Grant Microphone Access
The browser asks for microphone permission the first time.
Record
Click the record button. A timer shows the elapsed time. Recording stops at the maximum duration or when the student clicks stop.
Review
Students can play back their recording and decide whether to keep it or re-record.
Submit
Click submit to save the recording. Teachers can listen to it later for evaluation.
Configuration Options
- Maximum duration: 30, 60, or 120 seconds
- Read-aloud mode: provide reference text that the student reads
- Free-response mode: student speaks freely in response to a prompt
- Re-recording: students can re-record as many times as needed before submitting
Speaking Assessment for Exam Tasks
Some exam-preparation speech tasks include automated speaking assessment after the student records. The platform transcribes the answer, estimates delivery signals such as pauses and pace, and gives feedback using a speaking rubric.
The result includes:
- an overall score from 0 to 10
- scores for communication, vocabulary, grammar, pronunciation/intonation, and fluency
- a transcript
- examiner-style feedback with strengths, improvements, and corrections
- an attempt counter when the task has a retry limit
This is different from the Pronunciation widget. Pronunciation is for short word or phrase drills with phoneme-level feedback. Speaking assessment is for longer spoken answers where the whole response matters.
Live Examiner
The Live Examiner widget is used for role-play speaking tasks, such as B1 NAWA and Polish B1-B2 telc speaking practice. The student sees a role card, starts a short audio conversation with the examiner, and then receives speaking assessment feedback after the call.
Teachers can insert Live Examiner from the editor's insert tools and edit the task instructions, role card, and speaking setup before assigning the lesson.

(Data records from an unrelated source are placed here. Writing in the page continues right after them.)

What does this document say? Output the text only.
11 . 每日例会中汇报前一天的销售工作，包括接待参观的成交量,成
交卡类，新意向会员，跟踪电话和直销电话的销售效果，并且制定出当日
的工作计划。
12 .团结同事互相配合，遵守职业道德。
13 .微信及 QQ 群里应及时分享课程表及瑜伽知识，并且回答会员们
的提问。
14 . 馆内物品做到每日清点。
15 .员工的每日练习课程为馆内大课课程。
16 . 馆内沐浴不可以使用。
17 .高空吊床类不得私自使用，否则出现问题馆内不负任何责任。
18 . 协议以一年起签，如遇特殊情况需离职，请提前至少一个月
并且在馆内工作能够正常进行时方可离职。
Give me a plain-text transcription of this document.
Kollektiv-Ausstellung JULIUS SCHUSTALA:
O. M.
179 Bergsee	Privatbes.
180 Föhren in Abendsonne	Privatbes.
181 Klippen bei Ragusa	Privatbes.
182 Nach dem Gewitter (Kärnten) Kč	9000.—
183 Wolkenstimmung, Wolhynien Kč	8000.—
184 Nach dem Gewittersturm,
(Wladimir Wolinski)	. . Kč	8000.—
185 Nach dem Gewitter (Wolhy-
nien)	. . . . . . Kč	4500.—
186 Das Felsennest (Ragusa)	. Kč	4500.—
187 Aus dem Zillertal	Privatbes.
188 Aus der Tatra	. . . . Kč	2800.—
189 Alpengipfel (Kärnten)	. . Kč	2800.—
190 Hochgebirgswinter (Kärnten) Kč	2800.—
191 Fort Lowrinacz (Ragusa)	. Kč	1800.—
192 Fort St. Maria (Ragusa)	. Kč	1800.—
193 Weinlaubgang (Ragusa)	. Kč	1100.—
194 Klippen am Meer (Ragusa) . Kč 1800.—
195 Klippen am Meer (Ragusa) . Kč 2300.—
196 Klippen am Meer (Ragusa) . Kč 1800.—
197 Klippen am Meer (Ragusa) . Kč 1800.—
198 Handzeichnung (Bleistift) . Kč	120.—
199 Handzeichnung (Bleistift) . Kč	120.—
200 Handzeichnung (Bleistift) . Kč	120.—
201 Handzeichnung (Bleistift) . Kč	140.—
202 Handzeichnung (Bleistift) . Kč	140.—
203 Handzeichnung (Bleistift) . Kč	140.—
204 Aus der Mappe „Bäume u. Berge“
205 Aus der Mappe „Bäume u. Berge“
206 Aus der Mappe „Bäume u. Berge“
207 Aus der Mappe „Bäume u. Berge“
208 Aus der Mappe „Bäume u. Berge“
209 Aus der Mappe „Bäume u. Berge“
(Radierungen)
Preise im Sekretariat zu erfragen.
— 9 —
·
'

The role card is sent into the examiner session, so the live conversation follows the situation the student sees before starting.
During the conversation:
- the student speaks through the browser microphone
- the examiner handles the other role live
- the student sees clear turn feedback during the exchange
- the call ends when the student finishes or the time limit is reached
- the result is scored with the same speaking rubric used by assessed speech recordings
Live Examiner tasks may be enabled only for schools using the exam-preparation feature. They use live audio, speech-to-text, and AI scoring, so they require sufficient organization tokens.
Frequently Asked Questions
What audio formats are supported for upload?
MP3, WAV, M4A, and WebM formats are supported. MP3 is recommended for the best balance of quality and file size.
Can I use my own voice instead of TTS?
Yes. You can upload your own audio recordings instead of using AI-generated text-to-speech. Use the audio upload option in the Media tools.
Can I grade student recordings?
Yes. Student recordings are saved and accessible from the student's submission. Teachers can listen to recordings and provide feedback or grades manually. In supported exam tasks, Speakly can also add automated speaking assessment as a first pass.
Is there automatic pronunciation scoring?
Yes — use the Pronunciation widget for automated phoneme-level scoring on short target words or phrases. The Speech Recorder stays manual on purpose: it is for open-ended responses where a single numeric score is not meaningful. Use pronunciation scoring for locked drills, Speech Recorder for free-form speaking practice.